第7話

「あ、それ、ボクっス。あちち」


 と、いつの間にかティーカップを持ったアニーが横から入ってきた。今日はアップルティーの気分。


 真顔で瞬きをせずに、ダーシャは確認をとる。あれ? 僕なんかおかしい?


「うーん、まず一個一個聞こうか。ボクっス、てのは?」


「言葉通りっスよ。全く、その頭の部分についてんのはカボチャっスか? 以前バイト募集の電話があったので、ボクが引き受けたってわけです」


 さらっと悪口も追加されていた気がするが、とりあえず二個目の気になる点。


「男性に、っていうのは? 僕の見た感じ、アニーちゃんは男性じゃないよね? なんでこんなことになっちゃうのかな?」


 はぁ……と、大きくアニーはため息をつき、ポケットからICレコーダーを取り出す。


 なんとなく、今までの経緯からして色々とヤバいような気もするが、ダーシャは恐る恐る問うてみる。聞かない方がいいかもしれない。


「……で、どういうこと?」


「なにかあったときのために、店長と会話するときは、以前から常にレコーダーを回してるんスよ。それでーー」


「落ち着いて」


 アニーの言葉を遮り、ダーシャが一回ストップをかける。信頼が音を立てて崩れていく。


「常に、何してるって?」


「だから、消費者センターに駆け込むってなった時に証拠がいるじゃないっスか。その時のための録音です。他意はないっス」


 他にさらに意味があったら、いよいよダーシャの精神の摩耗が気になってくるが、まずはひとつ。

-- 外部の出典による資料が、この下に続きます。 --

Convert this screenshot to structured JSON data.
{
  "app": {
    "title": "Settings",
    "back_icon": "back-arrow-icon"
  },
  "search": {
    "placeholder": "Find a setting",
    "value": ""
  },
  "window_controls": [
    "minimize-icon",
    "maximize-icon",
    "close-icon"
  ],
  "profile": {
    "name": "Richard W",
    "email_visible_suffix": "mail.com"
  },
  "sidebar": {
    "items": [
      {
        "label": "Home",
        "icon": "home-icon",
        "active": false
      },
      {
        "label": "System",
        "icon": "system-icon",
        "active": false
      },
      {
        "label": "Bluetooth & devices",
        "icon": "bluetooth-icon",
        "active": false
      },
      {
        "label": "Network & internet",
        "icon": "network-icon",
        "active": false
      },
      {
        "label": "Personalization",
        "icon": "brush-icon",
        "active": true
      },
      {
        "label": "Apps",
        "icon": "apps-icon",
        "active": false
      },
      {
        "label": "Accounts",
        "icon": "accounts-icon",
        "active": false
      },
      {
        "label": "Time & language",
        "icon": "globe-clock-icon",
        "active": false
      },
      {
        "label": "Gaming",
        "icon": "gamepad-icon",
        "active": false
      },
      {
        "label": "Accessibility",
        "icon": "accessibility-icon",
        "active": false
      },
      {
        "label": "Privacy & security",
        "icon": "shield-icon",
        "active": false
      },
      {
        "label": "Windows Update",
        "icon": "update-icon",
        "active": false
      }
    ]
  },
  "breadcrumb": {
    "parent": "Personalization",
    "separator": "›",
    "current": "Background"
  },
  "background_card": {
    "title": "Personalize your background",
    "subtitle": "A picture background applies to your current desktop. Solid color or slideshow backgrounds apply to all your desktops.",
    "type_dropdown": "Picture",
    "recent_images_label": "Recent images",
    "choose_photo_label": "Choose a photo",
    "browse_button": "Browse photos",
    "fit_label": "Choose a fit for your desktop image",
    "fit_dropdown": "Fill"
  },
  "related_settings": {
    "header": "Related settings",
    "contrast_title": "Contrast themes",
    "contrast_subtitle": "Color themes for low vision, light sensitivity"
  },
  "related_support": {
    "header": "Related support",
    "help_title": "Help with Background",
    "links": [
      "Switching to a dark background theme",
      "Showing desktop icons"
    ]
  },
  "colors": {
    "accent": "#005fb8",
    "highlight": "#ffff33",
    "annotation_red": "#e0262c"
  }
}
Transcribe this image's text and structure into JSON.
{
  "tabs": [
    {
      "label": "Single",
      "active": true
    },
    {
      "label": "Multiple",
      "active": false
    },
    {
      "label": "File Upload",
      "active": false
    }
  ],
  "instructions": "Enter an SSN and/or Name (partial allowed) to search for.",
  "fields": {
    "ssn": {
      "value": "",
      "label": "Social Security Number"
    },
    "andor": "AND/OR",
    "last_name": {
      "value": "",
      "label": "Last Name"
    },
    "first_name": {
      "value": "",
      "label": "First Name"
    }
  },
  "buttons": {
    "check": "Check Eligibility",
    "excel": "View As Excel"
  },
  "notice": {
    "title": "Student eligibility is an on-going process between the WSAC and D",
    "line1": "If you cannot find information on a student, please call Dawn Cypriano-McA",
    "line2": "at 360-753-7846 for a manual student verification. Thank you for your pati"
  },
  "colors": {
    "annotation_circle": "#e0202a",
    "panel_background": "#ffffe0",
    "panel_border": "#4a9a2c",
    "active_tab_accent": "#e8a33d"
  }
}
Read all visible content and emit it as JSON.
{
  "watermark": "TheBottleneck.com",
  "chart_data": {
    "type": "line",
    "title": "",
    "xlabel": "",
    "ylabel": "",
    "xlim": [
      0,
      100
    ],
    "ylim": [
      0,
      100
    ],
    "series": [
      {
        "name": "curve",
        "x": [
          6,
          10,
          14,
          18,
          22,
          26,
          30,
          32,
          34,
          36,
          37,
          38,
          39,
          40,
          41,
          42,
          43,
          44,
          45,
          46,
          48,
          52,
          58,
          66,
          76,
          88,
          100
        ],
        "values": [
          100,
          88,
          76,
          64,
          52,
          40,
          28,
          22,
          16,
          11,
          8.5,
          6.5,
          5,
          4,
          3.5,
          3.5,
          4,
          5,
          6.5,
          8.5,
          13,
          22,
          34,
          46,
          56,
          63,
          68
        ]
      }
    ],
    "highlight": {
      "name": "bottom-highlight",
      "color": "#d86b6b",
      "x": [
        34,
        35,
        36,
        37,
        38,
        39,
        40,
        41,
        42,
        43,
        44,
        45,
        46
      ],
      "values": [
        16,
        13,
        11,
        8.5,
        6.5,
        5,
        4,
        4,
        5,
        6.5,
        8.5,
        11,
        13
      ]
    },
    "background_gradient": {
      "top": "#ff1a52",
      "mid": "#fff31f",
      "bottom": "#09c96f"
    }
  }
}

「んーー、そんなことしてたの。へぇ。で、男性の声ってのは?」


 もう、ちょっとのことでは彼女に動じなくなってきている自分にダーシャは驚いた。録音されていることがちょっとなのかはわからないが、些細なことなのだろう。そうしないと先に進まない。


 アニーがレコーダーをポチポチと操作すると、一瞬間を空けて、音声が流れ始めた。


『オ、デェ!ン……ワァァ……ありがとうございます』


「なにこれ!?」


 ダーシャは驚いてレコーダーを取り上げ、凝視する。そこから流れてきたのは、ところどころぶつ切りとなっていて違和感があるが、紛れもなく自分の声である。


 自慢げにアニーがキッチン内を歩き始める。


「苦労したっスよ。店長あんまり電話に出ないから、決まり文句すら収録されてなくて。編集でなんとかうまくいけたっス」


「いや……そもそもなぜかいつの間にかキミがフロアにいないから、僕がフロアにいて電話には出れないんだけど……」


 さらに再生を続ける。


『ウケタ、マワ、りました。オ!マチ……しております』


 なぜか語尾の方は滑らかなのは、常に言う言葉なので、サンプル採取が楽なのだろう。さらにポチポチ押していると、


『ウメル…ゾ!?』


「いや、なんでこんなのもあんのよ!いつ使うのよ!」


「結構使ってますよ。感謝の言葉よりも多いかもしれないっス」


「なんで!?」


 息を切らしてツッコミ終えると、ダーシャは事態の全体図を掴みにかかる。